India's expatriate community is currently battling against the Indian government to prevent changes to the rules defining 'not ordinarily resident' (NOR) status. These changes will mean many will have to pay much more tax on their return to India.

The lower house of the parliament is due to meet this week to vote on the recommendations made by the Kelkar Committee on tax reform. Under the new proposals, non-resident Indians will have to pay tax on their global income if they stay in India for more than 182 days in a calendar year. In order to maintain NOR status, Indians will be required to reside out of the country for nine out of the previous ten years. This will then entitle them to benefit from NOR status tax-breaks for the subsequent two years.

This is a marked shift from the current rules which allow non-residents to enjoy the benefits of NRI status tax-breaks for nine years after living abroad for just two continuous years.

The expat community are understandably unhappy over the proposal and some of the more prominent Indian business people stationed around the globe are attempting to lobby support from members of the Indian government to prevent the ruling.

A memorandum signed by members of the Confederation of Overseas Indians and the India Overseas Trust has been sent to both the Prime Minister Atal Bihari Vajpayee and the Finance Minister Jaswant Singh.
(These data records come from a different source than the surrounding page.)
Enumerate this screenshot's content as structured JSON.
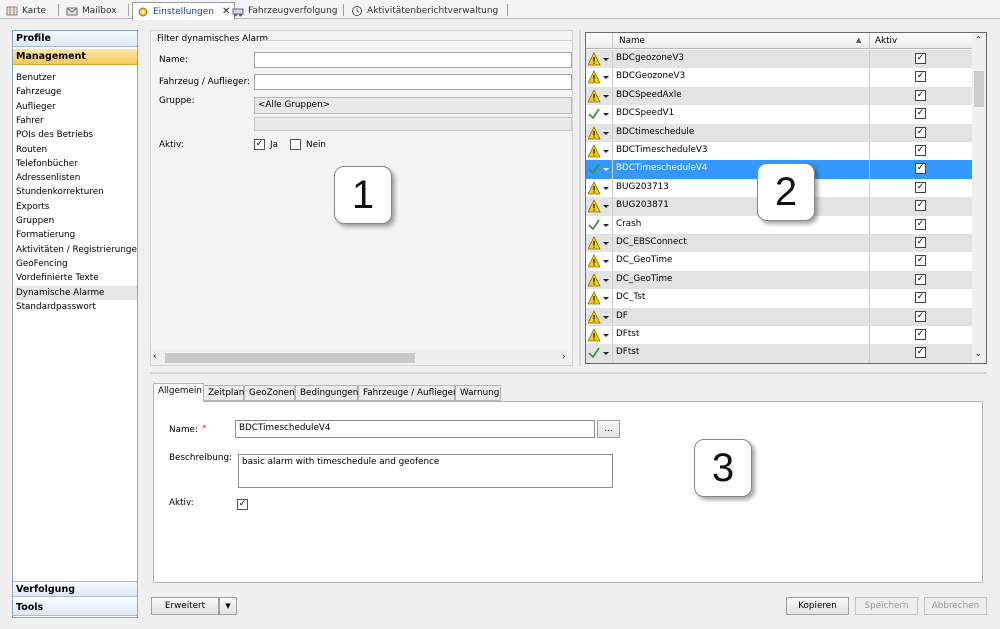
{
  "tabs": [
    {
      "label": "Karte",
      "icon": "map-icon"
    },
    {
      "label": "Mailbox",
      "icon": "mailbox-icon"
    },
    {
      "label": "Einstellungen",
      "icon": "settings-icon",
      "active": true
    },
    {
      "label": "Fahrzeugverfolgung",
      "icon": "vehicle-tracking-icon"
    },
    {
      "label": "Aktivitätenberichtverwaltung",
      "icon": "activity-report-icon"
    }
  ],
  "sidebar": {
    "profile": "Profile",
    "management": "Management",
    "items": [
      "Benutzer",
      "Fahrzeuge",
      "Auflieger",
      "Fahrer",
      "POIs des Betriebs",
      "Routen",
      "Telefonbücher",
      "Adressenlisten",
      "Stundenkorrekturen",
      "Exports",
      "Gruppen",
      "Formatierung",
      "Aktivitäten / Registrierungen",
      "GeoFencing",
      "Vordefinierte Texte",
      "Dynamische Alarme",
      "Standardpasswort"
    ],
    "selected_item": "Dynamische Alarme",
    "tracking": "Verfolgung",
    "tools": "Tools"
  },
  "filter": {
    "title": "Filter dynamisches Alarm",
    "name_label": "Name:",
    "vehicle_label": "Fahrzeug / Auflieger:",
    "group_label": "Gruppe:",
    "group_value": "<Alle Gruppen>",
    "active_label": "Aktiv:",
    "yes_label": "Ja",
    "yes_checked": true,
    "no_label": "Nein",
    "no_checked": false
  },
  "callouts": {
    "one": "1",
    "two": "2",
    "three": "3"
  },
  "grid": {
    "col_name": "Name",
    "col_active": "Aktiv",
    "rows": [
      {
        "name": "BDCgeozoneV3",
        "status": "warning",
        "active": true
      },
      {
        "name": "BDCGeozoneV3",
        "status": "warning",
        "active": true
      },
      {
        "name": "BDCSpeedAxle",
        "status": "warning",
        "active": true
      },
      {
        "name": "BDCSpeedV1",
        "status": "ok",
        "active": true
      },
      {
        "name": "BDCtimeschedule",
        "status": "warning",
        "active": true
      },
      {
        "name": "BDCTimescheduleV3",
        "status": "warning",
        "active": true
      },
      {
        "name": "BDCTimescheduleV4",
        "status": "ok",
        "active": true,
        "selected": true
      },
      {
        "name": "BUG203713",
        "status": "warning",
        "active": true
      },
      {
        "name": "BUG203871",
        "status": "warning",
        "active": true
      },
      {
        "name": "Crash",
        "status": "ok",
        "active": true
      },
      {
        "name": "DC_EBSConnect",
        "status": "warning",
        "active": true
      },
      {
        "name": "DC_GeoTime",
        "status": "warning",
        "active": true
      },
      {
        "name": "DC_GeoTime",
        "status": "warning",
        "active": true
      },
      {
        "name": "DC_Tst",
        "status": "warning",
        "active": true
      },
      {
        "name": "DF",
        "status": "warning",
        "active": true
      },
      {
        "name": "DFtst",
        "status": "warning",
        "active": true
      },
      {
        "name": "DFtst",
        "status": "ok",
        "active": true
      }
    ]
  },
  "detail": {
    "tabs": [
      "Allgemein",
      "Zeitplan",
      "GeoZonen",
      "Bedingungen",
      "Fahrzeuge / Auflieger",
      "Warnung"
    ],
    "name_label": "Name:",
    "required_mark": "*",
    "name_value": "BDCTimescheduleV4",
    "browse_label": "...",
    "description_label": "Beschreibung:",
    "description_value": "basic alarm with timeschedule and geofence",
    "active_label": "Aktiv:",
    "active_checked": true
  },
  "footer": {
    "advanced_label": "Erweitert",
    "copy_label": "Kopieren",
    "save_label": "Speichern",
    "cancel_label": "Abbrechen"
  },
  "colors": {
    "selection": "#3399ff",
    "nav_active": "#f6c75a",
    "warning": "#f5d000",
    "ok": "#2e9e2e",
    "required": "#e02020"
  }
}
It warns that this could be a potentially harmful move for the Indian economy, and will discourage many Indians form reinvesting in their homeland.

The campaign against the change in NOR status seems to have received a sympathetic ear from Dr L M Singhvi, a senior member of the ruling BJP party. Speaking to Gulf News Online last week, he said he had received many representations from around the globe asking the government to change its mind. He admitted that the NOR rules had previously provided a useful cushion for Indians living abroad who will have to eventually return to India.

"I see them as India's human export and must create a climate that is conducive to their return rather than put them in a bureaucratic mess," Singhvi explained. He is known to have passed these pleas on to the Finance Minister urging him to treat them sympathetically.